At the 2021 census, Șomcuta Mare had 7,703 inhabitants, of which 76.72% were Romanians, 14.53% Hungarians and 1.09% Roma. At the 2011 census, the town's population was 8,079. At the 2002 census, the town's population was 7,708, of which: 6,810 Romanians, 167 Hungarians, 3 Germans, 3 Italians, 1 Ukrainian, 1 Jew, and 1 Serbian; compared against the 1992 census, the population declined from 8,079.

==Culture==
In the village of Finteușu Mare, a male choir was established on 1 December 1918, when the assembly of the delegates of ethnic Romanians declared the Union of Transylvania with Romania, which included most of the Maramureș region.
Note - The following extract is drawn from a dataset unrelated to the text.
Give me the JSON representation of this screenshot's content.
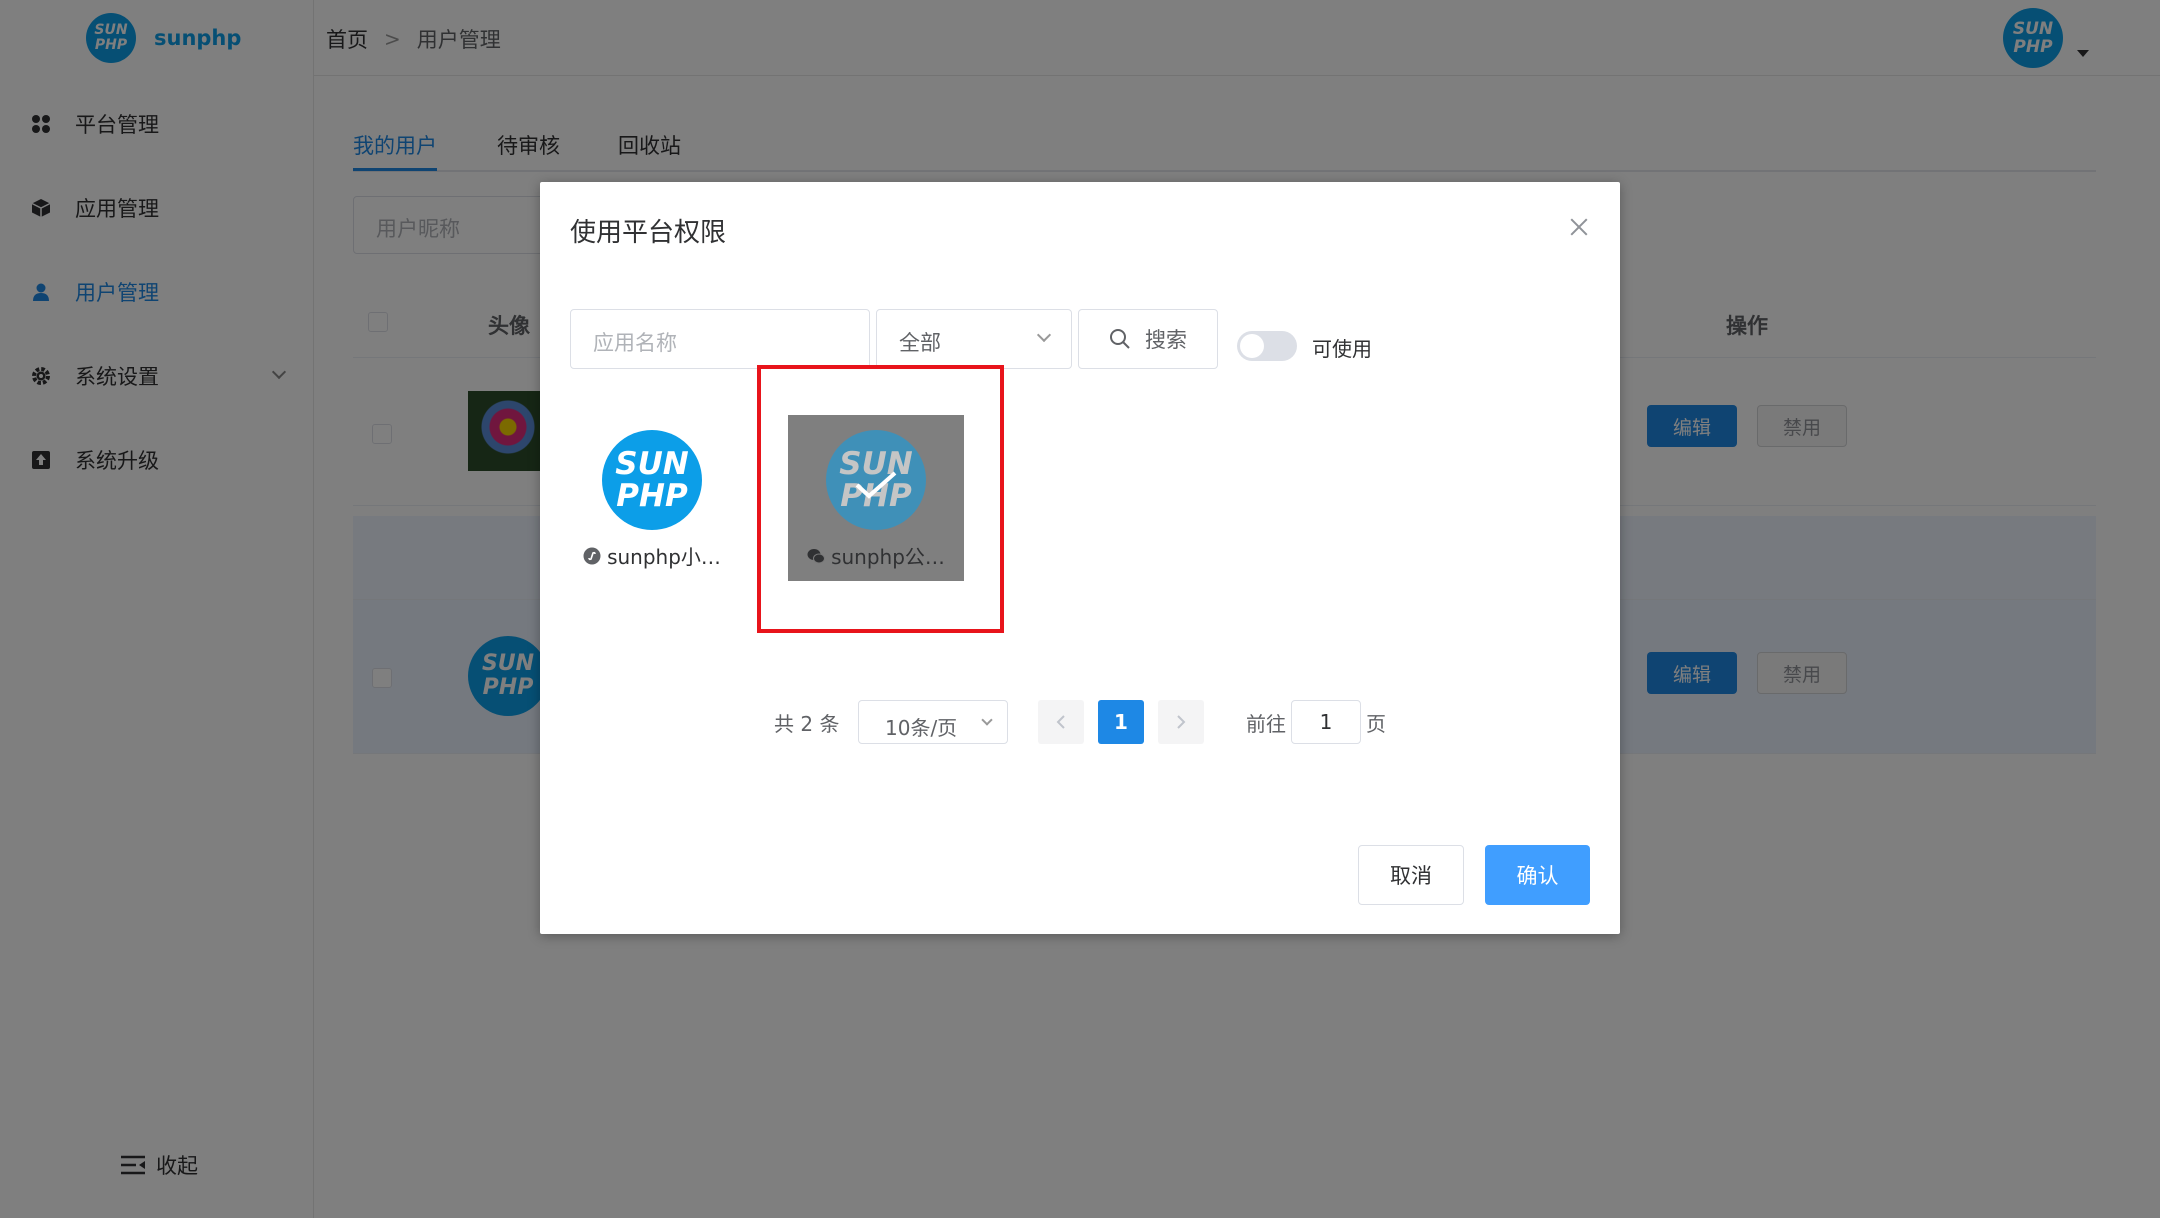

As of 2015, the choir was still interpreting the Romanian patriotic song "Dac-am plecat, Ardealule, din tine", composed as a reaction to the 1940 Second Vienna Award, where arbiters Nazi Germany and Fascist Italy assigned Northern Transylvania, including Maramureș, back to Hungary.

==Natives==
- Ioan Buteanu, leader of Romanian revolutionaries in 1848
- Zoltán Felvinczi Takács (1880–1964), art historian
- Ben Ferencz (1920–2023), chief prosecutor at one of the Nuremberg Trials

==Education==
In the town there are currently 3 kindergartens, 4 elementary schools, 3 gymnasiums, and one secondary school: the Ioan Buteanu Theoretical High School.

==Sports==
CS Progresul Șomcuta Mare is a football team based in the town. The team currently competes in the Liga IV – Maramureș County, the fourth tier of the Romanian football, following the relegation at end of the 2021–22 season.

==Tourism==
- The Nature Reserve Peștera Vălenii Șomcutei (Vălenii Șomcutei Cave) covers 5 ha.